Indonesia plans to fine palm oil growers, miners $8.5B for forest encroachment
Indonesia has identified potential fines amounting to $8.5 billion that the government could collect in 2026 from palm oil companies and miners operating illegally in forest areas, the country’s attorney general said on Wednesday.
President Prabowo Subianto’s forestry task force, made up of military personnel, police, prosecutors and government officials, has this year cracked down on an unprecedented scale on plantations and mines in what authorities say were supposed to be forest areas.
The military-backed campaign has unnerved the palm oil industry, with analysts predicting that in combination with Indonesia’s ambitious biodiesel plans, the seizures could put even more upward pressure on global prices by disrupting production.

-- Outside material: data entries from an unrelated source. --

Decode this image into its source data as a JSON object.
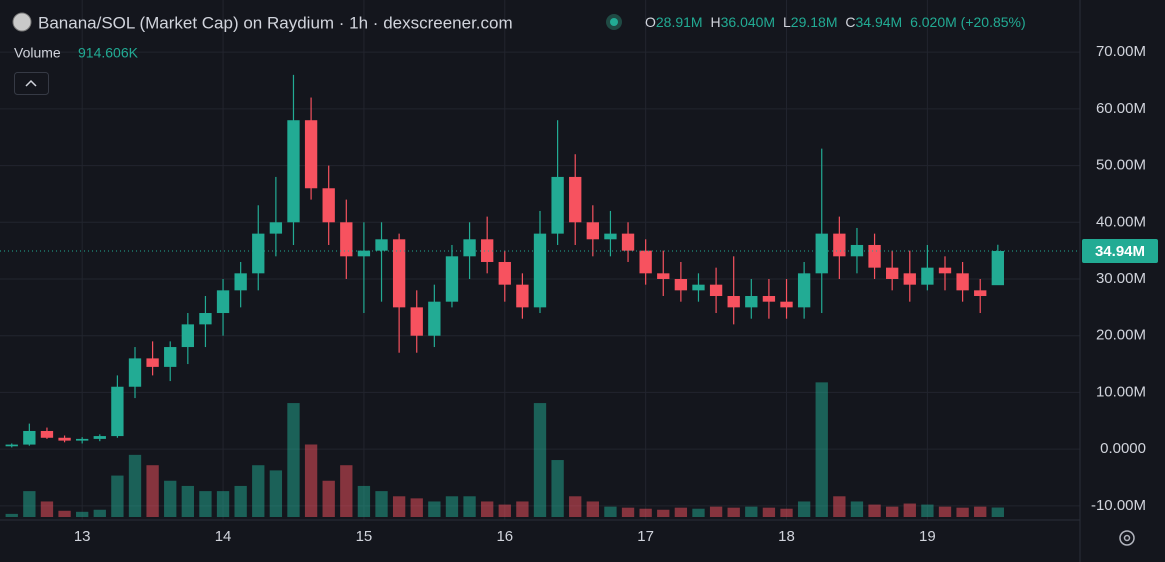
{
  "header": {
    "title": "Banana/SOL (Market Cap) on Raydium · 1h · dexscreener.com",
    "ohlc": [
      {
        "key": "O",
        "value": "28.91M"
      },
      {
        "key": "H",
        "value": "36.040M"
      },
      {
        "key": "L",
        "value": "29.18M"
      },
      {
        "key": "C",
        "value": "34.94M"
      }
    ],
    "change": "6.020M (+20.85%)",
    "volume_label": "Volume",
    "volume_value": "914.606K",
    "last_price_label": "34.94M"
  },
  "chart_data": {
    "type": "candlestick",
    "x": [
      -12,
      -9,
      -6,
      -3,
      0,
      3,
      6,
      9,
      12,
      15,
      18,
      21,
      24,
      27,
      30,
      33,
      36,
      39,
      42,
      45,
      48,
      51,
      54,
      57,
      60,
      63,
      66,
      69,
      72,
      75,
      78,
      81,
      84,
      87,
      90,
      93,
      96,
      99,
      102,
      105,
      108,
      111,
      114,
      117,
      120,
      123,
      126,
      129,
      132,
      135,
      138,
      141,
      144,
      147,
      150,
      153,
      156
    ],
    "open": [
      0.5,
      0.8,
      3.2,
      2.0,
      1.5,
      1.8,
      2.3,
      11,
      16,
      14.5,
      18,
      22,
      24,
      28,
      31,
      38,
      40,
      58,
      46,
      40,
      34,
      35,
      37,
      25,
      20,
      26,
      34,
      37,
      33,
      29,
      25,
      38,
      48,
      40,
      37,
      38,
      35,
      31,
      30,
      28,
      29,
      27,
      25,
      27,
      26,
      25,
      31,
      38,
      34,
      36,
      32,
      31,
      29,
      32,
      31,
      28,
      28.91
    ],
    "high": [
      1,
      4.5,
      3.8,
      2.4,
      2.1,
      2.6,
      13,
      18,
      19,
      19,
      24,
      27,
      30,
      33,
      43,
      48,
      66,
      62,
      50,
      44,
      40,
      40,
      38,
      28,
      29,
      36,
      40,
      41,
      35,
      31,
      42,
      58,
      52,
      43,
      42,
      40,
      37,
      35,
      33,
      31,
      32,
      34,
      30,
      30,
      30,
      33,
      53,
      41,
      39,
      38,
      35,
      35,
      36,
      34,
      33,
      30,
      36.04
    ],
    "low": [
      0.3,
      0.6,
      1.8,
      1.2,
      1.0,
      1.4,
      2,
      9,
      13,
      12,
      15,
      18,
      20,
      25,
      28,
      34,
      36,
      44,
      36,
      30,
      24,
      26,
      17,
      17,
      18,
      25,
      30,
      31,
      26,
      23,
      24,
      36,
      36,
      34,
      34,
      33,
      29,
      27,
      26,
      26,
      24,
      22,
      23,
      23,
      23,
      23,
      24,
      30,
      31,
      30,
      28,
      26,
      28,
      28,
      26,
      24,
      29.18
    ],
    "close": [
      0.8,
      3.2,
      2.0,
      1.5,
      1.8,
      2.3,
      11,
      16,
      14.5,
      18,
      22,
      24,
      28,
      31,
      38,
      40,
      58,
      46,
      40,
      34,
      35,
      37,
      25,
      20,
      26,
      34,
      37,
      33,
      29,
      25,
      38,
      48,
      40,
      37,
      38,
      35,
      31,
      30,
      28,
      29,
      27,
      25,
      27,
      26,
      25,
      31,
      38,
      34,
      36,
      32,
      30,
      29,
      32,
      31,
      28,
      27,
      34.94
    ],
    "volume": [
      300,
      2500,
      1500,
      600,
      500,
      700,
      4000,
      6000,
      5000,
      3500,
      3000,
      2500,
      2500,
      3000,
      5000,
      4500,
      11000,
      7000,
      3500,
      5000,
      3000,
      2500,
      2000,
      1800,
      1500,
      2000,
      2000,
      1500,
      1200,
      1500,
      11000,
      5500,
      2000,
      1500,
      1000,
      900,
      800,
      700,
      900,
      800,
      1000,
      900,
      1000,
      900,
      800,
      1500,
      13000,
      2000,
      1500,
      1200,
      1000,
      1300,
      1200,
      1000,
      900,
      1000,
      914.606
    ],
    "up_color": "#22ab94",
    "down_color": "#f7525f",
    "xlim": [
      -14,
      170
    ],
    "xticks": [
      {
        "value": 0,
        "label": "13"
      },
      {
        "value": 24,
        "label": "14"
      },
      {
        "value": 48,
        "label": "15"
      },
      {
        "value": 72,
        "label": "16"
      },
      {
        "value": 96,
        "label": "17"
      },
      {
        "value": 120,
        "label": "18"
      },
      {
        "value": 144,
        "label": "19"
      }
    ],
    "ylim": [
      -12.5,
      79.2
    ],
    "yticks": [
      {
        "value": -10,
        "label": "-10.00M"
      },
      {
        "value": 0,
        "label": "0.0000"
      },
      {
        "value": 10,
        "label": "10.00M"
      },
      {
        "value": 20,
        "label": "20.00M"
      },
      {
        "value": 30,
        "label": "30.00M"
      },
      {
        "value": 40,
        "label": "40.00M"
      },
      {
        "value": 50,
        "label": "50.00M"
      },
      {
        "value": 60,
        "label": "60.00M"
      },
      {
        "value": 70,
        "label": "70.00M"
      }
    ],
    "volume_lim": [
      0,
      14000
    ],
    "grid": true
  }
}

Attorney General Sanitiar Burhanuddin, speaking at a ceremony in front of tall stacks of red rupiah banknotes, said the task force has already taken over 4.1 million hectares (9.8 million acres) of illegal plantations and mines, a total area about the size of the Netherlands.
Burhanuddin also handed to the finance minister over 2.34 trillion rupiah ($139.70 million) in fines the task force collected from 20 palm oil companies and one nickel miner.
“For 2026, there is revenue potential from administrative fines from palm oil plantations and mines within forest areas, amounting to 109.6 trillion rupiah ($6.54 billion) for palm oil and 32.63 trillion rupiah ($1.95 billion) for mining,” Burhanuddin said.
He did not name any of the companies.
Burhanuddin also transferred more than 240,500 hectares of plantations to state firm Agrinas Palma Nusantara, which was set up early in 2025. Agrinas’s total land size has now reached 1.7 million hectares, consolidating its position as the largest palm oil company in the world by area.
At the ceremony, Prabowo praised the task force and railed against those he said had tried to bleed Indonesia dry as well as foreign forces undermining his government.
“Even though the work, the journey is tough, I have an instinct in 2026 we will take even bolder steps … We will save this nation’s wealth without hesitation,” he said.
Indonesia is the world’s biggest exporter of palm oil, thermal coal, nickel and tin.